Отведав, как следует, говядинки, монарх подозвал к себе Тафанеля и показал ему на бюро красного дерева — искусный человек, библиотекарь владел даже почерком короля.

— Не хочу терять времени, — проговорил Людовик, облизывая губы. — Я буду диктовать послание графу д’Эстре, а вы — записывать за мной.

— Слушаюсь, ваше величество! — выдохнул королевский библиотекарь.

Самодержец кивнул, задумался, тщательно пережёвывая пищу, и начал, опуская обычные любезности:

— Я не осуждаю то, что вы защищаете французских корсаров, которые вооружаются по приказу сьера д’Ожерона, губернатора Тортуги, для продолжения своих корсарских походов… Мм… Но было бы хорошо, если бы вы обсудили с господином д’Ожероном этот пункт и вместе решили, стоит ли продолжать выдавать эти капёрские грамоты или лучше полностью их отменить… Записали?

— Да, ваше величество…

Король кивнул и продолжил:

— Вам следует обратить внимание на то, что, поскольку испанцы не выполняют пунктуально статью мирного договора, которая даёт моим подданным полную свободу вести торговлю во всех странах, им подвластных, включая и те, что находятся за пределами Европы, и не позволяют никому из моих подданных причаливать в какие бы то ни было из их портов, я, со своей стороны, также не буду считать себя обязанным поддерживать мир, установленный указанным договором, в отношении названных стран.
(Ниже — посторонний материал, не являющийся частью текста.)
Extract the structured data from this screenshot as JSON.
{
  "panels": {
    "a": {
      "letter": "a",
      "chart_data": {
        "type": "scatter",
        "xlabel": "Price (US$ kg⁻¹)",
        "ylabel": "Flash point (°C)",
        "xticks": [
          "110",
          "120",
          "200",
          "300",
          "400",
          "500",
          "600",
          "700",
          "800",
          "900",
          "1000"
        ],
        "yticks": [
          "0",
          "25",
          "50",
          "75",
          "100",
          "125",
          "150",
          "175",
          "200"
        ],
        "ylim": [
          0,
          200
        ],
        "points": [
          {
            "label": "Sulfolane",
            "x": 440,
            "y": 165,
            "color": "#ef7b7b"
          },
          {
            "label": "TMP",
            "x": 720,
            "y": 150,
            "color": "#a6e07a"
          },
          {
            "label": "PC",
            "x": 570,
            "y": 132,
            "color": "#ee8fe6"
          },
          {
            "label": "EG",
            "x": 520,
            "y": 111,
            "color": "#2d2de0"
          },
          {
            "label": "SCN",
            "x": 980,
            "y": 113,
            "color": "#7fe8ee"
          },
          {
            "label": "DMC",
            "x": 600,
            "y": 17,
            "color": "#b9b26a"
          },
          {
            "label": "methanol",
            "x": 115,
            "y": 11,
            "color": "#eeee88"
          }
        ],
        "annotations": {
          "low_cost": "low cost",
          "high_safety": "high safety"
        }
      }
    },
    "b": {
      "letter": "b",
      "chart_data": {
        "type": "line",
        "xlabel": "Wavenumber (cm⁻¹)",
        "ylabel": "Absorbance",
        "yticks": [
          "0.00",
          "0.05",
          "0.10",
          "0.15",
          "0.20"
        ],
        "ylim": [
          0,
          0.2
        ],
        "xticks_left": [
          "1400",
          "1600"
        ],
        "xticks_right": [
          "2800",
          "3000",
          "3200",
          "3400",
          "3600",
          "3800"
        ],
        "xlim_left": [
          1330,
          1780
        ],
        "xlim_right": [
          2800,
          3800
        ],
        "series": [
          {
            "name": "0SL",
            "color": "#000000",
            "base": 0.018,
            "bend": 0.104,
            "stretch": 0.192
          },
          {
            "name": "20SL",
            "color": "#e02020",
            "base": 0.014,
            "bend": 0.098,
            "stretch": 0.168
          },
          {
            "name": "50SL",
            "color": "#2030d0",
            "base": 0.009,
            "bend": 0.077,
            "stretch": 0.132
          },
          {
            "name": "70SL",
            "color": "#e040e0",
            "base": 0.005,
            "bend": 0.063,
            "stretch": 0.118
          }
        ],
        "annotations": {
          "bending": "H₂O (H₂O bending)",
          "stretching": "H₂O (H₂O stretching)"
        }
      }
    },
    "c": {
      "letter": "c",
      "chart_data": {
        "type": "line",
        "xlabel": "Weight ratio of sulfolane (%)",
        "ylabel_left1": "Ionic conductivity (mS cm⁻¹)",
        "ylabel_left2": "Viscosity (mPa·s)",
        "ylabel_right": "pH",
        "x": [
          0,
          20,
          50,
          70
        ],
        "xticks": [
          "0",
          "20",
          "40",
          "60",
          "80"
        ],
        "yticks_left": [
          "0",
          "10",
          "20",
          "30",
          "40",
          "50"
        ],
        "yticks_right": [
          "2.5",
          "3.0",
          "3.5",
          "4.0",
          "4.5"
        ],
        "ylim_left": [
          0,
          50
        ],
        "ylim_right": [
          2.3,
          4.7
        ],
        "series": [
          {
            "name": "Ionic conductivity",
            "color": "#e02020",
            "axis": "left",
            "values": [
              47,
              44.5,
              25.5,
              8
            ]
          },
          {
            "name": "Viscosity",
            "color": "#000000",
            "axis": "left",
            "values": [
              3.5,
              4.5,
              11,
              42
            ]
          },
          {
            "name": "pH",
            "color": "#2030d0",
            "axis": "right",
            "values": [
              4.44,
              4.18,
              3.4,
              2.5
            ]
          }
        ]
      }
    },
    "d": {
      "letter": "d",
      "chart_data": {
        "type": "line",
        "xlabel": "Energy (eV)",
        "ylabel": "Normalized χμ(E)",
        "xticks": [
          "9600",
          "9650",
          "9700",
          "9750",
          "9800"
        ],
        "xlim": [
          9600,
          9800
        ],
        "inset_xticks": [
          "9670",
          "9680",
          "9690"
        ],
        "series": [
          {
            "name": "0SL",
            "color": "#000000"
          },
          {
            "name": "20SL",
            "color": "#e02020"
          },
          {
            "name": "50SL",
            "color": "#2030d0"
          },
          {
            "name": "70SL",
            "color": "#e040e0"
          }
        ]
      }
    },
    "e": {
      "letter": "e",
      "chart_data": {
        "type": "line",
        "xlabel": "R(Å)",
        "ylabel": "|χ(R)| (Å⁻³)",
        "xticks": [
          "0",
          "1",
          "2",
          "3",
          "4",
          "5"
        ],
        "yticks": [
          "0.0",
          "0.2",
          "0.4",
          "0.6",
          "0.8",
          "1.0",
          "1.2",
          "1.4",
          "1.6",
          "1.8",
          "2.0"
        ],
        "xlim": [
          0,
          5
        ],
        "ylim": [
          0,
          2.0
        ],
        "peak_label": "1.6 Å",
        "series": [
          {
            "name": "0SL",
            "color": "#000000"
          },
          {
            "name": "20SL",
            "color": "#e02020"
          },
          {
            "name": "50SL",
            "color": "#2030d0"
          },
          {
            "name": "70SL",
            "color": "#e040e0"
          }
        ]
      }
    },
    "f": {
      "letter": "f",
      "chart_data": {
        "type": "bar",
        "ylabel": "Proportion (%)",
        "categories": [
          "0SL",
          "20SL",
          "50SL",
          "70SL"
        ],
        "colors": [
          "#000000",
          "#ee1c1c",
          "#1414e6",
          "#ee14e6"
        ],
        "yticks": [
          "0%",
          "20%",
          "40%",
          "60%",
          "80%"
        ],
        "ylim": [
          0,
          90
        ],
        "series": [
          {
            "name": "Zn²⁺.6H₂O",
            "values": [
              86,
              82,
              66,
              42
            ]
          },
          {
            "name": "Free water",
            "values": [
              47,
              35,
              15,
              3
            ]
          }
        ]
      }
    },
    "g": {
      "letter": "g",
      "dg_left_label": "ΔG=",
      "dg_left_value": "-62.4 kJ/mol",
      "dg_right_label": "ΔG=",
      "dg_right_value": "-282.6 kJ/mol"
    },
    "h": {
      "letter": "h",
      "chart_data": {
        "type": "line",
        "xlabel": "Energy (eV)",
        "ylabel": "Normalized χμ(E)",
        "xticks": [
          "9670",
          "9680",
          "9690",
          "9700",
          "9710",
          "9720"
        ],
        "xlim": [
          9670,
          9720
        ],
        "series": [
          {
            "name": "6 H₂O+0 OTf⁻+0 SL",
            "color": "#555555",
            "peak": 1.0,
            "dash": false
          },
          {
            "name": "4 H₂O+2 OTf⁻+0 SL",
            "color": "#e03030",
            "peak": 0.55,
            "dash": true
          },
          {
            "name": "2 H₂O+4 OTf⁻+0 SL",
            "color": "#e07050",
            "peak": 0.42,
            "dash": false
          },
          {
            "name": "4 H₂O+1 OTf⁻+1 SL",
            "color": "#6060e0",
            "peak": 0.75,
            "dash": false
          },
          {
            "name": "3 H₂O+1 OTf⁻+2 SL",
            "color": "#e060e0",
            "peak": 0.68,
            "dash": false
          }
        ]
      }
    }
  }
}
Так что вам надлежит лишь выяснить, будет ли полезным для моей службы и к выгоде моих подданных, которые там обитают, позволить буканьерам и флибустьерам воевать, в отношении чего я хочу, чтобы вы мне написали ваши соображения и мнение д’Ожерона. Мм, пожалуй, хватит. Как вы полагаете?

— Как вам будет благоугодно, ваше величество, — прогнулся Тафанель.

Людовик милостиво кивнул и сделал ручкой: свободен.

Откинувшись на спинку кресла, он задумался. Нет, государственные заботы оставили его — король соображал, кого же ему навестить, какую из любовниц?

Луизу де Лавальер или Франсуазу де Монтеспан? Монарх усмехнулся. Обеих он поселил в замке Сен-Жермен-ан-Ле, и вход туда был один — соперницы поневоле вынуждены были встречаться.

Бывало, что, возвращаясь с охоты, король проходил в апартаменты мадам де Лавальер, переодевался и, едва бросив ей несколько слов, отправлялся к Монтеспан, где и оставался весь вечер.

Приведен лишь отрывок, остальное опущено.